Письмо М., написанное ее смелым, решительным почерком, комментирует, между прочим, мое стихотворение о нарушении табу бросанием камня в змею, которое она нашла в изданном в Польше «Свидетельстве поэзии», и прибавляет: «Но раз уж мы говорим о змее, напишу тебе о рыбах. В детстве я вошла в кухню, где прыгали живые, очищенные прислугой рыбы. Я всегда чувствовала близость к животным. И я принялась убивать их (из жалости), разбивая им голову об стену. Я вся была в их крови. Это была ситуация, из которой не было хорошего выхода. Но я задумываюсь, не была ли я потом, уже взрослой, как те воспитанники Сорбонны».
В нескольких фразах М. (наш юридический факультет растил людей выдающегося ума) дает историю свою и своей группы. Жалость к людям вела к ангажированности, которая не была хорошим выходом. А воспитанники Сорбонны, взросшие на философии Сартра, практиковали террор и геноцид в Камбодже.
Далее М. пишет:
Чтобы было веселей, напишу, как я тебя помню. Спуск из зала Снядецких, ты летишь во главе группы рабочих и студентов, прогоняя эндецких штурмовиков, которые хотели разогнать вечер поэзии разных народов. У тебя такая мина вурдалака, которую ты умел строить, зубы оскалены, глаза вытаращены, в руке обломки стула. И вопишь диким голосом.
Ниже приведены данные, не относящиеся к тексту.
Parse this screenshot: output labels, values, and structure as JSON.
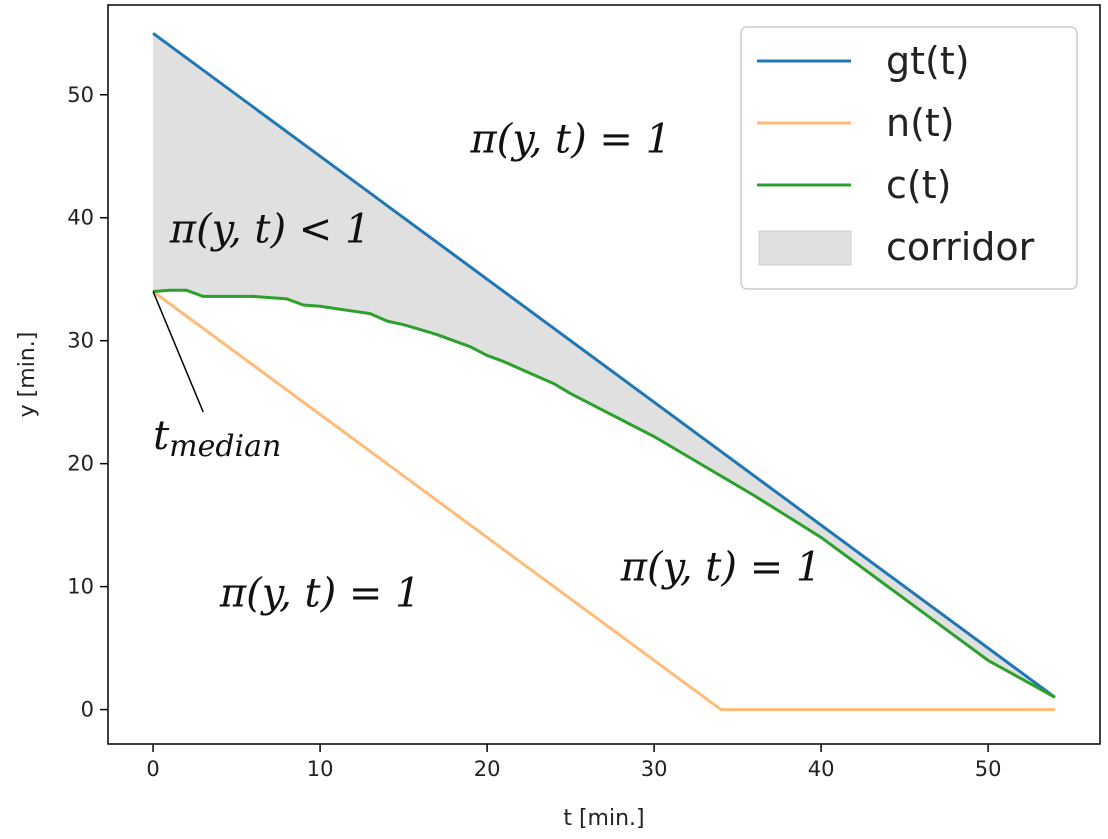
{
  "chart_data": {
    "type": "line",
    "xlabel": "t [min.]",
    "ylabel": "y [min.]",
    "xlim": [
      -2.7,
      56.7
    ],
    "ylim": [
      -2.8,
      57.3
    ],
    "xticks": [
      0,
      10,
      20,
      30,
      40,
      50
    ],
    "yticks": [
      0,
      10,
      20,
      30,
      40,
      50
    ],
    "grid": false,
    "legend_position": "top-right",
    "series": [
      {
        "name": "gt(t)",
        "color": "#1f77b4",
        "x": [
          0,
          54
        ],
        "y": [
          55,
          1
        ]
      },
      {
        "name": "n(t)",
        "color": "#ffbb78",
        "x": [
          0,
          34,
          54
        ],
        "y": [
          34,
          0,
          0
        ]
      },
      {
        "name": "c(t)",
        "color": "#2ca02c",
        "x": [
          0,
          1,
          2,
          3,
          4,
          5,
          6,
          7,
          8,
          9,
          10,
          11,
          12,
          13,
          14,
          15,
          16,
          17,
          18,
          19,
          20,
          21,
          22,
          23,
          24,
          25,
          26,
          27,
          28,
          29,
          30,
          32,
          34,
          36,
          38,
          40,
          42,
          44,
          46,
          48,
          50,
          52,
          54
        ],
        "y": [
          34.0,
          34.1,
          34.1,
          33.6,
          33.6,
          33.6,
          33.6,
          33.5,
          33.4,
          32.9,
          32.8,
          32.6,
          32.4,
          32.2,
          31.6,
          31.3,
          30.9,
          30.5,
          30.0,
          29.5,
          28.8,
          28.3,
          27.7,
          27.1,
          26.5,
          25.7,
          25.0,
          24.3,
          23.6,
          22.9,
          22.2,
          20.6,
          19.0,
          17.4,
          15.7,
          14.0,
          12.0,
          10.0,
          8.0,
          6.0,
          4.0,
          2.5,
          1.0
        ]
      }
    ],
    "corridor": {
      "name": "corridor",
      "color": "#e0e0e0"
    },
    "annotations": [
      {
        "text": "π(y, t) = 1",
        "x": 19,
        "y": 45.3
      },
      {
        "text": "π(y, t) < 1",
        "x": 1.0,
        "y": 38.0
      },
      {
        "text": "π(y, t) = 1",
        "x": 4.0,
        "y": 8.4
      },
      {
        "text": "π(y, t) = 1",
        "x": 28.0,
        "y": 10.5
      }
    ],
    "median_label": {
      "base": "t",
      "subscript": "median",
      "x": 0.0,
      "y": 21.2,
      "arrow_from": [
        3.0,
        24.2
      ],
      "arrow_to": [
        0.0,
        34.0
      ]
    }
  }
}
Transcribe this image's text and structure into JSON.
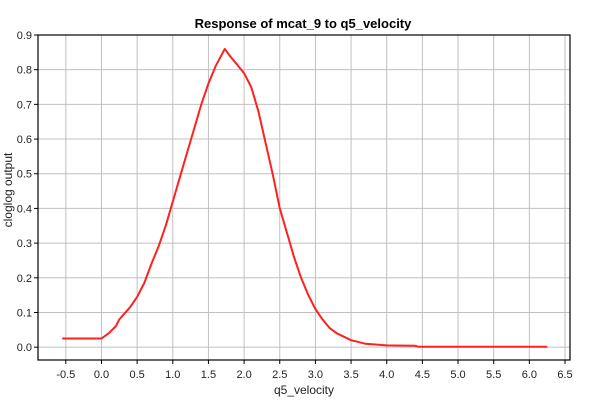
{
  "chart_data": {
    "type": "line",
    "title": "Response of mcat_9 to q5_velocity",
    "xlabel": "q5_velocity",
    "ylabel": "cloglog output",
    "xlim": [
      -0.89,
      6.57
    ],
    "ylim": [
      -0.037,
      0.9
    ],
    "xticks": [
      -0.5,
      0.0,
      0.5,
      1.0,
      1.5,
      2.0,
      2.5,
      3.0,
      3.5,
      4.0,
      4.5,
      5.0,
      5.5,
      6.0,
      6.5
    ],
    "yticks": [
      0.0,
      0.1,
      0.2,
      0.3,
      0.4,
      0.5,
      0.6,
      0.7,
      0.8,
      0.9
    ],
    "grid": true,
    "series": [
      {
        "name": "response",
        "color": "#ff2020",
        "x": [
          -0.55,
          0.0,
          0.1,
          0.2,
          0.25,
          0.4,
          0.5,
          0.6,
          0.7,
          0.8,
          0.9,
          1.0,
          1.1,
          1.2,
          1.3,
          1.4,
          1.5,
          1.6,
          1.73,
          1.8,
          1.9,
          2.0,
          2.1,
          2.2,
          2.3,
          2.4,
          2.5,
          2.6,
          2.7,
          2.8,
          2.9,
          3.0,
          3.1,
          3.2,
          3.3,
          3.5,
          3.7,
          4.0,
          4.4,
          4.45,
          6.25
        ],
        "y": [
          0.025,
          0.025,
          0.04,
          0.06,
          0.08,
          0.115,
          0.145,
          0.185,
          0.24,
          0.29,
          0.35,
          0.42,
          0.49,
          0.56,
          0.63,
          0.7,
          0.76,
          0.81,
          0.86,
          0.84,
          0.815,
          0.79,
          0.75,
          0.68,
          0.59,
          0.5,
          0.4,
          0.33,
          0.26,
          0.2,
          0.15,
          0.11,
          0.08,
          0.055,
          0.04,
          0.02,
          0.01,
          0.005,
          0.004,
          0.001,
          0.001
        ]
      }
    ]
  }
}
Другая картинка: мы стоим у стола в Кружке правоведов и о чем-то спорим, не помню о чем – пожалуй, о политике, потому что ты говоришь мне со злостью: «Ты всегда была и останешься фанатичкой». Видно, попал в точку, если я это помню. Я пережила два фанатизма, на третий меня не станет. Это результат не только старости, но еще и литературы, которая сопутствует мне с детства.
В другой части письма М. говорит о речи Бродского в Стокгольме в честь литературы:
Иосиф Бродский в своей Нобелевской сказал то, что я хотела тебе написать, только куда лучше.
То, что я думаю о них, этих девушках из Вильно, а ныне старых женщинах, собственно не поддается пересказу прозой, ибо так нагружено эллипсами и так многослойно, что потребовало бы какого-то особого рода любовной поэзии. Время в ней, наверно, отодвинулось бы в те годы, когда мы были в младших классах гимназии, когда М. убивала рыб в кухне, а Я. носила матросский воротничок формы школы сестер-назаретянок. Вероятно, в этих упорно возвращающихся образах общности через детство выражается моя тоска по возврату, по apokastasis, то есть начинанию заново, а значит, по моменту, когда еще ничто не должно было быть так, как стало позднее, когда мы еще (воображая себе какую-то совершенно иную эпоху, иные обычаи и т. д.) не должны были быть разделены. А кто знает, не рождается ли такая любовная поэзия из грез об «ангельском поле» Сведенборга, из желания полного отождествления, почти превращения в другого, не бесполо, а с проникновением также в его иной пол.
О письме Я., беспокоящейся о моем здоровье, лучше не писать. А то пришлось бы вытянуть сразу много нитей. Озадачивает меня ее постоянная минорная склонность к преуменьшению себя, вплоть до того, что, если ей верить, неправда то, что она обладает выдающимся умом и характером. А о себе, о своей болезни, о вероятности скорой смерти – всегда небрежно, как бы пожимая плечами.